スネイプに睨まれ、ルシウスの影に隠れるユイの肩へルシウスが手をのせる。



「おいで。私が案内してあげよう」

『えっ、そんな。帰ってきたばかりだというのに悪いです!』

「そう気を使うものではない。……セブルス、かまわないね?」



ユイの肩を抱き、振り返るルシウスにスネイプは眉間の皺を深めた。

かまわないわけがない。

だが、ダメだと言ったところで、ルシウスは人の話を聞くような人ではないことも嫌というほど知っている。

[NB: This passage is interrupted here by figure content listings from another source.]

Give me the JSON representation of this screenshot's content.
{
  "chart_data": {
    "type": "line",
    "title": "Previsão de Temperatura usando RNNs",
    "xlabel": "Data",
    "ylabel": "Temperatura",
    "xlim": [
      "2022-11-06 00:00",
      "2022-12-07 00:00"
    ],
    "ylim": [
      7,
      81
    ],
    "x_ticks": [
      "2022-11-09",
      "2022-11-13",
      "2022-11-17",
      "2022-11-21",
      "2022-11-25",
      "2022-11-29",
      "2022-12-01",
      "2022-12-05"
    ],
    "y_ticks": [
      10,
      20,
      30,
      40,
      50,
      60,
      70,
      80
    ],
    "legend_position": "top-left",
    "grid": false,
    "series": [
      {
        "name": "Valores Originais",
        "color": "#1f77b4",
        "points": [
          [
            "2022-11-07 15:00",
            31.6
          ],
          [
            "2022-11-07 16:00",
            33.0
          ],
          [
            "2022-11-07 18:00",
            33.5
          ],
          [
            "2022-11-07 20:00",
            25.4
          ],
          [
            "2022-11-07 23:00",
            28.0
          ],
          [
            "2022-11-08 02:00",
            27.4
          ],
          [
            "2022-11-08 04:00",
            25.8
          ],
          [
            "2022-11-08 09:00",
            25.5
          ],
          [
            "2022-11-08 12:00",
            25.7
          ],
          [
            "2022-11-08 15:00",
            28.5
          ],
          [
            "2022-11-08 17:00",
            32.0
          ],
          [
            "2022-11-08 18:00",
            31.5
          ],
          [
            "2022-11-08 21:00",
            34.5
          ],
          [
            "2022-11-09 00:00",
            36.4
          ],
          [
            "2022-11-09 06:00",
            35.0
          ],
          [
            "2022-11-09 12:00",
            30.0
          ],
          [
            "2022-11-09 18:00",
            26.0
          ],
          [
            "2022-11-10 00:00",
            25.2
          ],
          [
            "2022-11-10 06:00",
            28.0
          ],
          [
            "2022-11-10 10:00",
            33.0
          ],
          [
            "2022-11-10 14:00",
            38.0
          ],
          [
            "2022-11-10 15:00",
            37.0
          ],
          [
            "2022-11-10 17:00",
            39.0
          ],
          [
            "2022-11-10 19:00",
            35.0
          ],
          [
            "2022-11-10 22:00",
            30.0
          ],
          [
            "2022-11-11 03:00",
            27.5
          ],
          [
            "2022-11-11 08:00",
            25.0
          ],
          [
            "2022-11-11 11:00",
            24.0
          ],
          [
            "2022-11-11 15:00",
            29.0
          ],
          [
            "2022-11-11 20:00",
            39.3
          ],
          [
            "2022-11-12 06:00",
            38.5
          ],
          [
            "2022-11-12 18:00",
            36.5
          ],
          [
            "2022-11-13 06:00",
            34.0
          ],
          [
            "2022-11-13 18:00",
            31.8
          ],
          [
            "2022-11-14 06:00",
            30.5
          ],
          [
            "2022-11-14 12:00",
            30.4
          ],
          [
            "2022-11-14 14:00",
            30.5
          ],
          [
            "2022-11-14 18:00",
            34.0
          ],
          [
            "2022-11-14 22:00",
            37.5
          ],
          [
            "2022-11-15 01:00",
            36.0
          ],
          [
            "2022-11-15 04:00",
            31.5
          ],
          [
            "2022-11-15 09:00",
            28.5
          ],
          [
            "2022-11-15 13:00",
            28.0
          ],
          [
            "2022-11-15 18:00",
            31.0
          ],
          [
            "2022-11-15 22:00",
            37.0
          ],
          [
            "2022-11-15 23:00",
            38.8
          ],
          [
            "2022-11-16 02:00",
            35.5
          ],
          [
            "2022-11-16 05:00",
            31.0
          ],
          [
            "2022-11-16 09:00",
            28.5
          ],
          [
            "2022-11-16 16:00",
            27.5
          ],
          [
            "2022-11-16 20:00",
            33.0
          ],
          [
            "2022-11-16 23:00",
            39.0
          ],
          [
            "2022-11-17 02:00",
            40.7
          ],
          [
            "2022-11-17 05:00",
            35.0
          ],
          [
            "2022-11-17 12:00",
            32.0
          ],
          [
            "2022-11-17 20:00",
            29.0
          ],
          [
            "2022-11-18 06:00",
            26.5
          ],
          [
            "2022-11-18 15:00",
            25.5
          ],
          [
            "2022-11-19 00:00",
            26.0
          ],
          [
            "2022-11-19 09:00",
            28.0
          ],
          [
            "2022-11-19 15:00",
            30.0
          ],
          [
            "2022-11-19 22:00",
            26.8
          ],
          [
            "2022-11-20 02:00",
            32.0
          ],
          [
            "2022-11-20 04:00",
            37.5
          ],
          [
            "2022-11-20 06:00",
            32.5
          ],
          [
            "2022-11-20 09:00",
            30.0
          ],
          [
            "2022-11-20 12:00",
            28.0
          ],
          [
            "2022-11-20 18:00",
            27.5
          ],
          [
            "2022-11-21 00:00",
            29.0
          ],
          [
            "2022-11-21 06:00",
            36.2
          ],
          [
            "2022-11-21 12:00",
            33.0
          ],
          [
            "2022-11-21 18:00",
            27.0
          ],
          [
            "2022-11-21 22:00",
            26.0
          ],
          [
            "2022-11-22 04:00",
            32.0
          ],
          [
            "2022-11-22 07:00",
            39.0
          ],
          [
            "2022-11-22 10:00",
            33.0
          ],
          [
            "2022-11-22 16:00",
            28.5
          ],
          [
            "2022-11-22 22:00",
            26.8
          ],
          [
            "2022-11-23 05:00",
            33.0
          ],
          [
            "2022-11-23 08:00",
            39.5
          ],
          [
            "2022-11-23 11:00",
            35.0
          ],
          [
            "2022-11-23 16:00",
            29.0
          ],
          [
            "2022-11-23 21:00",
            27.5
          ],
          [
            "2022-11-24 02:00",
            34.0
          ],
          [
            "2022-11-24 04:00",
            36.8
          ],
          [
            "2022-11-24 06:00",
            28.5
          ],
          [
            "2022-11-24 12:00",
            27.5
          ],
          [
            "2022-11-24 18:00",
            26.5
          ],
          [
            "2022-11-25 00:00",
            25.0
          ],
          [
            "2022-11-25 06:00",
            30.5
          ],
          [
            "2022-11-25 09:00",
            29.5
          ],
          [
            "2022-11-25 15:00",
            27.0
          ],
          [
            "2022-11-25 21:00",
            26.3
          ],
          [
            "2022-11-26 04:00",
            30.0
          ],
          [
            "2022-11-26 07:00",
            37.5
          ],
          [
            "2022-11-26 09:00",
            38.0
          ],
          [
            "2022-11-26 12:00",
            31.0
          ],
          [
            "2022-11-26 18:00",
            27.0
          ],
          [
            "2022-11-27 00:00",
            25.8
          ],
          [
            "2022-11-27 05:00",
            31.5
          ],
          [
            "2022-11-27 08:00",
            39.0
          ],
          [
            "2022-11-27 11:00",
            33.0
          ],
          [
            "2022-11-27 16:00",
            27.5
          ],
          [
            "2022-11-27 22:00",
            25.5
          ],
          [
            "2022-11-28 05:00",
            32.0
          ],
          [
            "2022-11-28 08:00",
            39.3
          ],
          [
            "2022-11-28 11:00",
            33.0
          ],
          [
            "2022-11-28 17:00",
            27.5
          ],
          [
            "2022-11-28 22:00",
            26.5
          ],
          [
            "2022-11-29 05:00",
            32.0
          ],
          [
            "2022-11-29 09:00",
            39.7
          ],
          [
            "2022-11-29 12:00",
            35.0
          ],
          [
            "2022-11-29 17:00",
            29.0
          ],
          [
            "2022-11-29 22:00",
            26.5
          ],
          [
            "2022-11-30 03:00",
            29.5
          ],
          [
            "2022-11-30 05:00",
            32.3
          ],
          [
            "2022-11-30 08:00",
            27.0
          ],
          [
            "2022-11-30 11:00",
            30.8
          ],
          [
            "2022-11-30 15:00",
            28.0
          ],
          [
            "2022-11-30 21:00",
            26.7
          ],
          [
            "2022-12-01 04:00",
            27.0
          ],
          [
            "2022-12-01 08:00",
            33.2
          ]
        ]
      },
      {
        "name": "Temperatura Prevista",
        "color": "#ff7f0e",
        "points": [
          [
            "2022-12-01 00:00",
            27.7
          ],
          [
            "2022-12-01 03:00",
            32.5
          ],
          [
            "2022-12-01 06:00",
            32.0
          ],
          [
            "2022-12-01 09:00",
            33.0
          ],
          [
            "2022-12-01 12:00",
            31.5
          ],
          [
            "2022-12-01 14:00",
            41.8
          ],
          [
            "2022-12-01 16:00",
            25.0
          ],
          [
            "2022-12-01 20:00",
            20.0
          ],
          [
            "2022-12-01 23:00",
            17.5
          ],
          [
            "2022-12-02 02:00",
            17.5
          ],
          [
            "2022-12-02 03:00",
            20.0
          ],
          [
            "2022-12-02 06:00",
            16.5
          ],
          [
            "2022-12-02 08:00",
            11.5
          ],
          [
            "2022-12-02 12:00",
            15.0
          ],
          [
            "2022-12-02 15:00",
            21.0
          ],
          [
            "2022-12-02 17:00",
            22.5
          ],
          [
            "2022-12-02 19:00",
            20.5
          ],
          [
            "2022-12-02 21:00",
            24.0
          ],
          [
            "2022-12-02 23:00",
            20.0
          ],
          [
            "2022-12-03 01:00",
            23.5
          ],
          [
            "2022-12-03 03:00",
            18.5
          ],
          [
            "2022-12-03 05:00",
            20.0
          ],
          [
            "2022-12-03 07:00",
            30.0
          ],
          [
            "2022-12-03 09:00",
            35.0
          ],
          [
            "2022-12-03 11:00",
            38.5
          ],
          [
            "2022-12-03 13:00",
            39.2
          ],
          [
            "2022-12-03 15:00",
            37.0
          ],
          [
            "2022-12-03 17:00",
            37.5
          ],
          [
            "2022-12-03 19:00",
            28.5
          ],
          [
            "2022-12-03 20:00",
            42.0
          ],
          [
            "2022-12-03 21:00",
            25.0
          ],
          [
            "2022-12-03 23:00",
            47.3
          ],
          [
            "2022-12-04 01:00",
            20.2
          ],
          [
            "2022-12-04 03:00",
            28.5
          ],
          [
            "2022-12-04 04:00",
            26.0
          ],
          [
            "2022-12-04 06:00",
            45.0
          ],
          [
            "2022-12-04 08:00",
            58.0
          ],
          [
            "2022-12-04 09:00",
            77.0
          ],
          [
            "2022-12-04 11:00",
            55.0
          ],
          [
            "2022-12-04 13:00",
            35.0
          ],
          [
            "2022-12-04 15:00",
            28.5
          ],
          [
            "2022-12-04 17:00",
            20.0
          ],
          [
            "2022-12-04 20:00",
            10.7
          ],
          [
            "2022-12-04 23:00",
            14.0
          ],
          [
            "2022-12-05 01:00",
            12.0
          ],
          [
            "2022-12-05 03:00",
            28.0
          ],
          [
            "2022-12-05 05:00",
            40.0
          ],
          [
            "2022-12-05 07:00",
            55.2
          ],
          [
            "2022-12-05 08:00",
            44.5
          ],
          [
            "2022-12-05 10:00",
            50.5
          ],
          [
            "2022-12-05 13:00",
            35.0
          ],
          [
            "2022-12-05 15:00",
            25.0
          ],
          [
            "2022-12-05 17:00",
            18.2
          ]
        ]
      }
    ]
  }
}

スネイプが黙っているのを了承と取り、ルシウスはユイを連れて屋上へ向かった。



***



周りに民家のないマルフォイ邸の屋上からは、広い星空がよく見えた。

レポートと照らし合わせながら空を見て、ひときわ明るく輝く一等星に自然と目が行く。


(シリウス……)


ハリーとはもう会っているはずだ。

今頃どこにいるのだろうか。



「ドラコが言っていた通り、ユイは天文学が好きなのだな」

『はい。天文学と魔法薬学が好きです』



あとは1人で大丈夫だとユイは言ったが、ルシウスは屋内に戻らずずっとユイを眺めていた。

正直気まずい。



「闇の魔術に対する防衛術は?」

『興味はありますが、好きとは少し違います』

「ほう……興味がね――なぜ?と聞いてもいいかな?」



ルシウスの目が細められる。

後ろで見ていたルシウスは、いつのまにかユイの横に立っていた。


(なんかいつもと声色が違う)


どうしてそんなことを聞くのだと言おうとしてユイはやめ、口を閉ざした。